Thanks-giving

medium_5157671353Last year, this time, I was struck with an unexpected virus, which sent me spinning. It hit me out of the blue, while I was swimming. The pool seemed to be in strange constant motion even when I was gripping the wall, as if the waters were rocking me, sending me back and forth, back and forth. It reminded me of the small pool in the motel in Santa Monica, where my family would stay when visiting my father’s parents, who had moved to L.A for the weather from the grimy, snowy Bronx. We were there in 1989, when the massive earthquake hit San Francisco, and the pool in that motel looked like someone had lifted it on one side and dropped it down, hard. Water sliding wave-like, up and down, back and forth, for hours and hours.

Now, with the gift of distance, the appreciation that it was not so bad, a case of vestibular neuritis, a relatively common infection of the inner ear, which causes extreme vertigo and can take up to 6 months to heal, I feel rather like the protagonist in Lionel Shriver’s recent story in the New Yorker, who, after a frightening experience in an African creek, “was disheartened to discover that maturity could involve getting smaller. She had been reduced. She was a weaker, more fragile girl…” This is contrary to that sentiment that what doesn’t kill you makes you stronger. I have been feeling that perhaps becoming stronger involves admitting where one is weak. It is strange, uncertain territory for me.

When I was healing, my family spent a long-weekend away together. I was well enough to make the car journey, and to take slow walks, breathing in the cold fresh air, and to make pasta and hot cocoa. For those few days, we had no agenda other than to be together, move from inside in our PJs to outside in our boots, and back inside again.
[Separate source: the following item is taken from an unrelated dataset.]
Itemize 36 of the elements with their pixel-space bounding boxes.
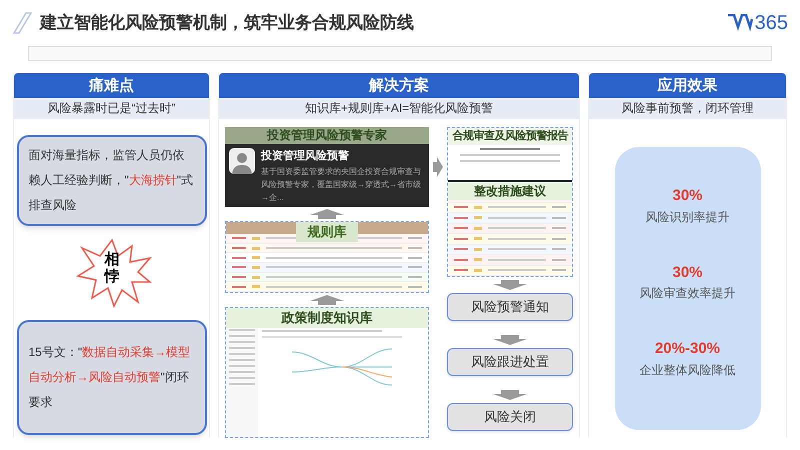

The kids watched clips of the Sound of Music over and over, and then acted out the songs in the elaborately planned productions that young children put on when they’re not being rushed off to school or sports or lessons. My illness had forced me into a strange alternative, parallel universe, moving at a radically different speed. I was on sick leave from work, couldn’t drive, couldn’t sit in front of the computer, and spent many days lying on the couch, looking out the window. That weekend, my family cautiously and kindly entered my forced, unnatural time zone, and it was unexpectedly delightful. We all lay on the couch together, watching the misty morning light turn to the bright blue of day, then wane into the lavender evening, and when our own reflections stared back at us from the glass, we turned to each other and smiled.

This year, we are heading back to the same area to celebrate Thanksgiving. Already, it is a very different trip. We are back in the time zone of the healthy. We are signing the kids up for ski lessons. We are bickering over what to bring. In these days before we go, I am preparing for a big business trip, trying to meet deadlines, checking emails at red lights, attending my children’s Thanksgiving shows, and packing up the family. The memory of sitting still and looking out the window feels as if it is somehow not my own. As if it is part of some other lifetime, some other being.